Guy Marty : La pierre-papier est à un tournant de son histoire. Elle a la possibilité de répondre aux grands défis du financement de l’immobilier et de participer ainsi à la croissance économique de notre pays. L’économie française a besoin de s’appuyer sur le dynamisme de l’immobilier et l’immobilier a besoin de financement. L’enjeu est d’autant plus important que l’industrie immobilière souffre toujours d’une méfiance, voire d’une défiance des politiques qui y voient avant tout un placement stérile et improductif alors qu’elle participe à la performance des entreprises et contribue à assurer une partie de la retraite des Français. Cette idée de la rente immobilière s’explique par l’histoire économique, notamment des Trente Glorieuses où la croissance a été portée par le progrès technique, la démographie et l’ouverture des frontières, et non par l’immobilier. Aujourd’hui, la situation est différente.
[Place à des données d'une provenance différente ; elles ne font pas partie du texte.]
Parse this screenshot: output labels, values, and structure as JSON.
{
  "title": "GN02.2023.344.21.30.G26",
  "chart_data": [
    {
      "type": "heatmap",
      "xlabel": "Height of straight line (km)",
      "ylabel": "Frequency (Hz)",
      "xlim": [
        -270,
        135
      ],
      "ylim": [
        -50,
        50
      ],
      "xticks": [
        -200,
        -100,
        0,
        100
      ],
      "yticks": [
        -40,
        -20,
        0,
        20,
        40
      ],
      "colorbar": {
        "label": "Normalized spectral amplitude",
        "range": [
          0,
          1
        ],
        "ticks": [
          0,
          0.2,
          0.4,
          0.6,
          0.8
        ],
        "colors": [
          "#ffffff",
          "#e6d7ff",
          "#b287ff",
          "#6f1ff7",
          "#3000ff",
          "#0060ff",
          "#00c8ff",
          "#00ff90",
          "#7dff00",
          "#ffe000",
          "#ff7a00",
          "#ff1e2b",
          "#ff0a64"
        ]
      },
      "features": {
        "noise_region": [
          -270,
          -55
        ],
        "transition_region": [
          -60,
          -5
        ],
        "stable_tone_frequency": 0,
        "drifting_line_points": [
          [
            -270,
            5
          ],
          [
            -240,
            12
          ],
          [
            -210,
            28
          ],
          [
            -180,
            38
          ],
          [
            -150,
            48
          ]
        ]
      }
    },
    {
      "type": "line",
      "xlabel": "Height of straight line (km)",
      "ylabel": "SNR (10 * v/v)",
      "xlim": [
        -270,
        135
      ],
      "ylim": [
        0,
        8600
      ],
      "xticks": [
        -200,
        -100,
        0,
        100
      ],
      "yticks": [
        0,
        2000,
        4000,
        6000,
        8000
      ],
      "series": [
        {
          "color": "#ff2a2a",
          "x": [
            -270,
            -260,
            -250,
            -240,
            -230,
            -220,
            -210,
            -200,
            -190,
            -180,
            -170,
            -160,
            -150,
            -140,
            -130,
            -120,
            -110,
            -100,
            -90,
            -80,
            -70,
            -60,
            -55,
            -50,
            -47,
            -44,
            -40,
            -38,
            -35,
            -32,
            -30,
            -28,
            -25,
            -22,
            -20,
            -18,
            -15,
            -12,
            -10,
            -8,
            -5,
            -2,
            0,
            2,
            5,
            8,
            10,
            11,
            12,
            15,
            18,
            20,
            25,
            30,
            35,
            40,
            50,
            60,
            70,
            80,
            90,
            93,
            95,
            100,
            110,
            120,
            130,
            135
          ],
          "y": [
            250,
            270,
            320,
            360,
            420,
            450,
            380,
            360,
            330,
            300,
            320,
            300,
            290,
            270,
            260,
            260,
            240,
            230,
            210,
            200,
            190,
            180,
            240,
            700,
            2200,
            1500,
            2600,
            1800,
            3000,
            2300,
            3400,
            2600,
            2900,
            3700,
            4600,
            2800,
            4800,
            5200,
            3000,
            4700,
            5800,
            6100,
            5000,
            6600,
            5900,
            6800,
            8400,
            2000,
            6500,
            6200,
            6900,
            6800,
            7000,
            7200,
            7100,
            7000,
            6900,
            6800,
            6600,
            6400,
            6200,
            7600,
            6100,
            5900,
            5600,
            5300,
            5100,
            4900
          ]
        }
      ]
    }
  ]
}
L’immobilier est l’un des plus puissants leviers pour assurer la transition énergétique et la lutte contre le réchauffement climatique, le meilleur outil pour assurer la fabrique de la ville et en particulier le développement des métropoles qui tirent la croissance du pays, et enfin pour accompagner les nouvelles formes de travail et d’hébergement qui émergent à la faveur de la révolution numérique.
BI : En quoi la pierre-papier peut-elle prendre part à cette croissance économique ?
GM : La croissance économique passera par l’investissement immobilier. Il est non seulement utile, mais vital pour que la France reste dans la compétition internationale. Or, l’immobilier suppose des financements colossaux. Le développement des SCPI, OPCI et SIIC doit permettre de drainer l’épargne des particuliers, en direct ou par le biais d’investisseurs institutionnels, vers l’immobilier. La période est d’autant plus propice que le secteur de l’épargne immobilière est aujourd’hui structuré et régulé au plan européen, permettant ainsi d’accompagner les institutionnels dans leur volonté de réallouer davantage de capitaux à l’immobilier. On a vu d’ailleurs l’explosion de la capitalisation des fonds qui a été multipliée par sept entre 2002 et 2016, passant de 30 à 210 Mds€ d’actifs sous gestion. Demain, en s’ouvrant à l’Europe, l’industrie des fonds immobiliers français peut réellement changer d’échelle.
BI : Quels défis attendent les gestionnaires de fonds immobiliers ?
GM : Pour assurer le décollage de la pierre-papier, il faut d’abord élever le niveau de la qualité des informations et des analyses, notamment avec des travaux académiques. L’IEIF a repris l’examen en profondeur des méthodes d’analyses des SCPI pour les adapter au contexte actuel. C’est un premier pas vers une notation immobilière et financière des fonds immobiliers à laquelle doivent se préparer les sociétés de gestion de portefeuille. L’autre grand défi consiste à décloisonner les métiers et les compétences. De spécialistes de la gestion financière et immobilière des actifs, les SGP et foncières cotées vont évoluer vers une logique d’acteurs de la ville. C’est le rêve de Jules Verne que nous allons vivre demain, celui de l’épargnant qui reconstruit la ville. Enfin, l’expertise et le professionnalisme ne portent pas seulement sur la gestion de la SCPI ou de l’OPCi mais aussi sur la distribution. En d’autres termes, et c’est la raison d’être des Assises de la pierre-papier et de l’investissement immobilier, la qualité et la pertinence du dialogue avec les épargnants et investisseurs sont les meilleures garanties d’une croissance saine et durable.